Powers are an abbreviated way of noting multiplication when the same number is multiplied by itself several times.

The base number of a power must be accurate. If brackets are not used, the exponent only affects the number directly below the exponent.

If the exponent is zero, the value of the power is always [[$ 1 $]]. However, the base number cannot be zero.
[[$$ a^0 = 1, \;\;\text {when} \;\; a ≠ 0 $$]]

Large and small numbers are usually denoted in a scientific notation form [[$ a \cdot 10^n $]] for the sake of clarity. In a scientific expression, the coefficient [[$ a $]] is always a number between one and ten.

The negative exponent of a power is equal to the corresponding positive power of the inverse of the base number.

[[$$ a ^{-n} = \displaystyle\frac {1} {a^n} \;\;\text{ja}\;\; \left ( \displaystyle\frac {a} {b} \right )^{-n} = \left ( \displaystyle\frac {b} {a} \right )^{n} $$]]

If the exponent of a positive base number is a fraction, the same calculation can also be denoted with a root notation.

Note! In square roots, where the index is [[$ 2 $]], the index number is not displayed.

When [[$ n $]] is a positive integer and [[$ a > 0 $]], [[$ a^{\displaystyle\frac {1} {n}} = \sqrt [n] {a} $]].

The rules for calculating powers can be found in the Tables and formulas section of the book. These are especially needed to simplify power expressions that contain variables. The calculation rules apply to both positive and negative exponents. If the calculation rules are applied when the exponent is a fraction, the base number must be positive.

Example 1

Present the numbers without scientific notation.

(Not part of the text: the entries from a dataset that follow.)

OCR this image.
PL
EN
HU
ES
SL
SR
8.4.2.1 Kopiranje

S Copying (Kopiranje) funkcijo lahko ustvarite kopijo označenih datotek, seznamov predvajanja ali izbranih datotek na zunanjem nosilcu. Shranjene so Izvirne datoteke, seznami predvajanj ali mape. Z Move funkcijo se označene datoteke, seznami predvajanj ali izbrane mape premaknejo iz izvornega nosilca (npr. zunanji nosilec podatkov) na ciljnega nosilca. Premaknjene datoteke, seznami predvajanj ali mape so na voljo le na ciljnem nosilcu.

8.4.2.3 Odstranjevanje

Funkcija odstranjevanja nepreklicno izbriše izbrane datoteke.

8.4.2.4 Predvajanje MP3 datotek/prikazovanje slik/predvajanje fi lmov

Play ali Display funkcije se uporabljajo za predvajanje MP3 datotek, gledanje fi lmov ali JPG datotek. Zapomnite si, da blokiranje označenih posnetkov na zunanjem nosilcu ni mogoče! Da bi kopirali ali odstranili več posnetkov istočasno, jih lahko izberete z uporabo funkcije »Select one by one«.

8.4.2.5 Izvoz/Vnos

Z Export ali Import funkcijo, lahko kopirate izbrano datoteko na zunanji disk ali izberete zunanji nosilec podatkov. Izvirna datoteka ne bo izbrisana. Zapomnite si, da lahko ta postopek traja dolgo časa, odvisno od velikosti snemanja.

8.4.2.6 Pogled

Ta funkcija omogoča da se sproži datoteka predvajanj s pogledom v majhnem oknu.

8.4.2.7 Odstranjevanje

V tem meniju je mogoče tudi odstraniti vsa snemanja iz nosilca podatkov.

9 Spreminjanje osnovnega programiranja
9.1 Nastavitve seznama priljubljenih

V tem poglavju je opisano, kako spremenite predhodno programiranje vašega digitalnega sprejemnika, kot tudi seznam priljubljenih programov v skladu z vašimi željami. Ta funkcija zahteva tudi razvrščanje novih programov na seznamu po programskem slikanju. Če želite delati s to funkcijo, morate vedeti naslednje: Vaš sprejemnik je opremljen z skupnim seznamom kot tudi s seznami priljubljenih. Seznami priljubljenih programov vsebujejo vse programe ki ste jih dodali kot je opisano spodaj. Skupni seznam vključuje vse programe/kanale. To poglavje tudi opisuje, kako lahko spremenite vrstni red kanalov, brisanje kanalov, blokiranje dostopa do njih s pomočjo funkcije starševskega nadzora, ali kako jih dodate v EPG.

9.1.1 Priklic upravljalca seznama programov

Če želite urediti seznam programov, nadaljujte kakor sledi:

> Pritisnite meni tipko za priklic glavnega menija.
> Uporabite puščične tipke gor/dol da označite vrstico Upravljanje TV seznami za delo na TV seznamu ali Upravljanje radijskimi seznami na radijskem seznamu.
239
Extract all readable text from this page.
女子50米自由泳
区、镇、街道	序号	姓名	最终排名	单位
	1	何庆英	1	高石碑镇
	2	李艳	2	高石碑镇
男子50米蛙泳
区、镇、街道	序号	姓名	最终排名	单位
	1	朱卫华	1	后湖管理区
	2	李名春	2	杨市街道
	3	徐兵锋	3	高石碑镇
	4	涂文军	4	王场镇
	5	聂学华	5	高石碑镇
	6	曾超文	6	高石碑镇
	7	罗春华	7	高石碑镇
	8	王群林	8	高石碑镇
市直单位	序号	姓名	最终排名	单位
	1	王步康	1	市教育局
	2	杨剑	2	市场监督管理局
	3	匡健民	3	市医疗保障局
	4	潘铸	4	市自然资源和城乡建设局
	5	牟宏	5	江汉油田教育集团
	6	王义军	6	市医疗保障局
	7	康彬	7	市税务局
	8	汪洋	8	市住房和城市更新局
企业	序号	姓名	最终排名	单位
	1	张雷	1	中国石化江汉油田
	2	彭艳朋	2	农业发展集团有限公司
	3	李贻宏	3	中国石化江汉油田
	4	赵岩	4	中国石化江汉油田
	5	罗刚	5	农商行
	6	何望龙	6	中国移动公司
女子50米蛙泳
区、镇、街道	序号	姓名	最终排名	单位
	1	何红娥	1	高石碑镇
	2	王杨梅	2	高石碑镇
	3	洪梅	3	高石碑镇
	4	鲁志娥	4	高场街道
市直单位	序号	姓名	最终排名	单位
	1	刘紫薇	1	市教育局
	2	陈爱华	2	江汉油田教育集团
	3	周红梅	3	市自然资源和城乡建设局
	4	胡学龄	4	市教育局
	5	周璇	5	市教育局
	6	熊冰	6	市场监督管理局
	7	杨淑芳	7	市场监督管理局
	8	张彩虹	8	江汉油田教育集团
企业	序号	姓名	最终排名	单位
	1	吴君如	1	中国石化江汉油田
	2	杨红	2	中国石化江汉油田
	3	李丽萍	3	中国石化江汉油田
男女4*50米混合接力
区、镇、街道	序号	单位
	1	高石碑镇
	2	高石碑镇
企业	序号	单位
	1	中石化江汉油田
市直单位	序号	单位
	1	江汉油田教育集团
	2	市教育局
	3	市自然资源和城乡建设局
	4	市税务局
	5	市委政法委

a) [[$ 6 \cdot 10^{4} = 60\;000 $]]

b) [[$ 3,2 \cdot 10^{5} = 320\;000 $]]

c) [[$ 9 \cdot 10^{-4} = 0,0004 $]]

d) [[$ 5,8 \cdot 10^{-5} = 0,000058 $]]

Example 2

Simplify using power calculation rules.

a) [[$ 2^0 = 1 $]]

b) [[$ 5^3 \cdot 5^4 = 5^{3 + 4} = 5^7 $]]

c) [[$ \displaystyle\frac {6^9} {6^2} = 6^{9 - 2} = 6^7 $]]

d) [[$ \left ( 4^2 \right )^3 = 4^{2 \cdot 3} = 4^6 $]]

Example 3

Simplify the following negative powers.

a) [[$ 2^{-1} = \displaystyle\frac {1} {2^1} = \displaystyle\frac {1} {2} $]]

b) [[$ 5^{-6} = \displaystyle\frac {1} {5^6} $]]

c) [[$ \left ( \displaystyle\frac {3} {4} \right )^{-2} = \left ( \displaystyle\frac {4} {3} \right )^{2} = \displaystyle\frac {16} {9} =1 \displaystyle\frac {7} {9} $]]

Example 4

Simplify the following powers.

a) [[$ 36^{\displaystyle\frac {1} {2}} = \sqrt {36} = 6 $]], because [[$ 6^2 = 36 $]]. "The square root of 36 is 6."

b) [[$ 216^{\displaystyle\frac {1} {3}} = \sqrt[3] {216} = 6 $]], since [[$ 6^3 = 216 $]]. "The cube root of number 216 is 6."

Example 5

Simplify the following root expressions.

a) [[$ \sqrt {90} = \sqrt {9 \cdot 10} = \sqrt {9} \cdot \sqrt {10} = 3\sqrt {10} $]]

b) [[$ \sqrt {20}\sqrt {5} = \sqrt {20 \cdot 5} = \sqrt {100} = 10 $]]

c) [[$ \displaystyle\frac {\sqrt {8}} {\sqrt {2}} = \sqrt {\displaystyle\frac {8} {2}} = \sqrt {4} = 2 $]]